Maybe his marriage to Gayle could have worked if he had been someone else, someone better. Eric rarely beat himself up. He spent less time considering past actions than he spent trimming nose hairs. But in those troublesome bursts of navel-gazing, he had come to the realization that he rarely put anyone else’s needs ahead of his own. Three days when he had believed each breath might be his last had firmed up that conclusion.

And of course in the weeks since he’d been held hostage, he’d had more than a little time to consider
everything
about his life.

Ariel slowed and turned off the larger road to a narrow lane. “Okay, where do we go from here?”

He directed her, but they were silent otherwise. Ariel was assertive and pragmatic. Three days ago she had flown to D.C. to meet his plane after his long flight from Germany and taken him to the hospital for the mandatory inpatient physical performed by a doctor the network had chosen.
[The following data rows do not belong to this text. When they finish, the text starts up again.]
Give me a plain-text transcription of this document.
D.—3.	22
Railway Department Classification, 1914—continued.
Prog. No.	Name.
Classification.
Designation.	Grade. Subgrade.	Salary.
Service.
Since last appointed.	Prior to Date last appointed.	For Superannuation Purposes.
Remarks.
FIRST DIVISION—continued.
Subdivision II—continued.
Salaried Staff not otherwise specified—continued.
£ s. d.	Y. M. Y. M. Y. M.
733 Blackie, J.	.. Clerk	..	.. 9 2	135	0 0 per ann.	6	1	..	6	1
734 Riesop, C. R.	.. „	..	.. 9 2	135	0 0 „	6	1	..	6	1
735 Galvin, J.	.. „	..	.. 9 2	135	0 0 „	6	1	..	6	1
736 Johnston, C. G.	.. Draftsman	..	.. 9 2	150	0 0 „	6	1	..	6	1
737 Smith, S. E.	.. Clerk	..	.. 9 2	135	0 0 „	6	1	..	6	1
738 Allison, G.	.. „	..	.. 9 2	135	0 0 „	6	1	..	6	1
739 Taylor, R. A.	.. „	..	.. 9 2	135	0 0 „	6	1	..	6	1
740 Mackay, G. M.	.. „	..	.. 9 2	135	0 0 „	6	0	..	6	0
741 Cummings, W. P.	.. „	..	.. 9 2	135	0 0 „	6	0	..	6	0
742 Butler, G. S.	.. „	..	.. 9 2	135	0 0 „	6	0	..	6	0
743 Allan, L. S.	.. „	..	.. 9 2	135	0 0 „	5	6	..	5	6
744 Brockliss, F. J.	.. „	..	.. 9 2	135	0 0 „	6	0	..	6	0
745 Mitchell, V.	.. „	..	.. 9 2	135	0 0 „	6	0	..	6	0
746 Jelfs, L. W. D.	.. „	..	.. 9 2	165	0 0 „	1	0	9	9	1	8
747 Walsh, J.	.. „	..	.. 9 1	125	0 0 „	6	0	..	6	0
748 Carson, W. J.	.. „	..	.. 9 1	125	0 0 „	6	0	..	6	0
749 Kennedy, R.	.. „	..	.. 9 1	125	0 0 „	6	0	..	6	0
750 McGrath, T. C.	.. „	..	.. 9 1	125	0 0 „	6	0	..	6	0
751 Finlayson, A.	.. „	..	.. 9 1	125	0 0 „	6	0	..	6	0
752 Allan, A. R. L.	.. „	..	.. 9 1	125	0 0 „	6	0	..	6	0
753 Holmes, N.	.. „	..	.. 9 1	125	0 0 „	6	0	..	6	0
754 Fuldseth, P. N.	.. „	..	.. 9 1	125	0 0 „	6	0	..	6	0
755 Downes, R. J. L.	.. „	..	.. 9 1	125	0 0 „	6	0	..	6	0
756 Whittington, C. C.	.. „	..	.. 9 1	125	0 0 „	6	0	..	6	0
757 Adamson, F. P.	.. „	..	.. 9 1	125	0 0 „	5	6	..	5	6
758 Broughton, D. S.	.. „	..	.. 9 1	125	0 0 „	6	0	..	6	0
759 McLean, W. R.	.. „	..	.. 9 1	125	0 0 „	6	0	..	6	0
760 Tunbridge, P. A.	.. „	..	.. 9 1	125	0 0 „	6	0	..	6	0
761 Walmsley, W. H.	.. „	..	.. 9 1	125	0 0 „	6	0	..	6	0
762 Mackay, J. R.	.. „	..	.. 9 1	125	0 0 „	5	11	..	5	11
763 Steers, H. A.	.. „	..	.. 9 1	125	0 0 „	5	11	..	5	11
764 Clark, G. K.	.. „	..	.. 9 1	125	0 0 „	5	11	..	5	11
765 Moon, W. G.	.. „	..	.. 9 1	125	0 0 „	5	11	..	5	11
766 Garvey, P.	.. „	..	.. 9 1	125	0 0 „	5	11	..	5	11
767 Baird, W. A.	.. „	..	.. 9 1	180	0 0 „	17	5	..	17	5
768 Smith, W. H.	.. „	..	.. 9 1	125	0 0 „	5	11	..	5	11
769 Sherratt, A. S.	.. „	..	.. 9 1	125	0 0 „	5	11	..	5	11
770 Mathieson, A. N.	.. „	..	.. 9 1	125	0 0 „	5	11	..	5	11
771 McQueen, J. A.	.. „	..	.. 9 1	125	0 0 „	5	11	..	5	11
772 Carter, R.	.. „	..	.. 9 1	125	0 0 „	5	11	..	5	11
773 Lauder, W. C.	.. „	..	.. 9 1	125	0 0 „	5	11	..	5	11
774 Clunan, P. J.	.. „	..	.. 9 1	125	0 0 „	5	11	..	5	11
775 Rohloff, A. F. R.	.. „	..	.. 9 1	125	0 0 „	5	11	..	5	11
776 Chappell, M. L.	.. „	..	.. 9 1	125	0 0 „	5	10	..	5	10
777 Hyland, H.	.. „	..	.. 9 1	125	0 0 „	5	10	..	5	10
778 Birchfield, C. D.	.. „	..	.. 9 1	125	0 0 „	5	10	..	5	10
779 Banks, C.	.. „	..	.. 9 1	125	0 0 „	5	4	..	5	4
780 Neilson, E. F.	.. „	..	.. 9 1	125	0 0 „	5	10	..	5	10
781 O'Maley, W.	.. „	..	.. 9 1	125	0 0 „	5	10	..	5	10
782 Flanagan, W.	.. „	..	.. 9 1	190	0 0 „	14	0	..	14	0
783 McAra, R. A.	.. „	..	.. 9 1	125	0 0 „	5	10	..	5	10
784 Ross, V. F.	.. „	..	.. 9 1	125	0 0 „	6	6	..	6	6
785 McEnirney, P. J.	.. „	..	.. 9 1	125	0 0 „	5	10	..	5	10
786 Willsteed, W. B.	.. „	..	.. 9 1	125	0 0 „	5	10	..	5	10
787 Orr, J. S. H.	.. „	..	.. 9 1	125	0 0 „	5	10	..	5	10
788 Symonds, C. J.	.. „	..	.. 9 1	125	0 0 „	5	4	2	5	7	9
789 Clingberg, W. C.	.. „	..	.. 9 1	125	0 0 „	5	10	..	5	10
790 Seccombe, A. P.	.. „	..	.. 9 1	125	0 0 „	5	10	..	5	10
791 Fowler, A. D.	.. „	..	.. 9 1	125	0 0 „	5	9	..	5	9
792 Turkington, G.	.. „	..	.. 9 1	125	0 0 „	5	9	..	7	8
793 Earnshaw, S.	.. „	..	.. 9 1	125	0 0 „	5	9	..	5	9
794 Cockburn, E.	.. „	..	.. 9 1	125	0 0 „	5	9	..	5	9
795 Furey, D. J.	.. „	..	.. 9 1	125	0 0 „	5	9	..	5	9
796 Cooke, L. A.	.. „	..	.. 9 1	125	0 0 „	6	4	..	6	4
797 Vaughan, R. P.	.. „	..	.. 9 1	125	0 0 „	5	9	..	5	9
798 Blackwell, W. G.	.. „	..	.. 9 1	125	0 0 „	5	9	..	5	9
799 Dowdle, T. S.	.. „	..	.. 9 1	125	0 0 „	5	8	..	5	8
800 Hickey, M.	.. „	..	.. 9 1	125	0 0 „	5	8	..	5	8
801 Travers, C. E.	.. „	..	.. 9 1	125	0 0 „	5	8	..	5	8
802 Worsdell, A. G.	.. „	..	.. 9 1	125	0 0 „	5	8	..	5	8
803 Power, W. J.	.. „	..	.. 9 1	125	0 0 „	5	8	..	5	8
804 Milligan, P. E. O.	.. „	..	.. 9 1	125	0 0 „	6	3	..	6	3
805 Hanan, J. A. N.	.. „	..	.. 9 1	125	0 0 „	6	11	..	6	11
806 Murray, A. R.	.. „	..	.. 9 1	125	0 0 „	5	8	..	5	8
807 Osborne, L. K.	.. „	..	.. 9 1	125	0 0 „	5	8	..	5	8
She had helped him fill out stacks of paperwork, fended off friends both in and out of the media, and finally, last night, checked him into a suite at the Mayflower under her brother’s name, then waited with him until the sleeping pill the doctor had prescribed kicked in. Early this morning she’d picked him up for the trip to the valley. No one could have done it with less fuss and more finesse.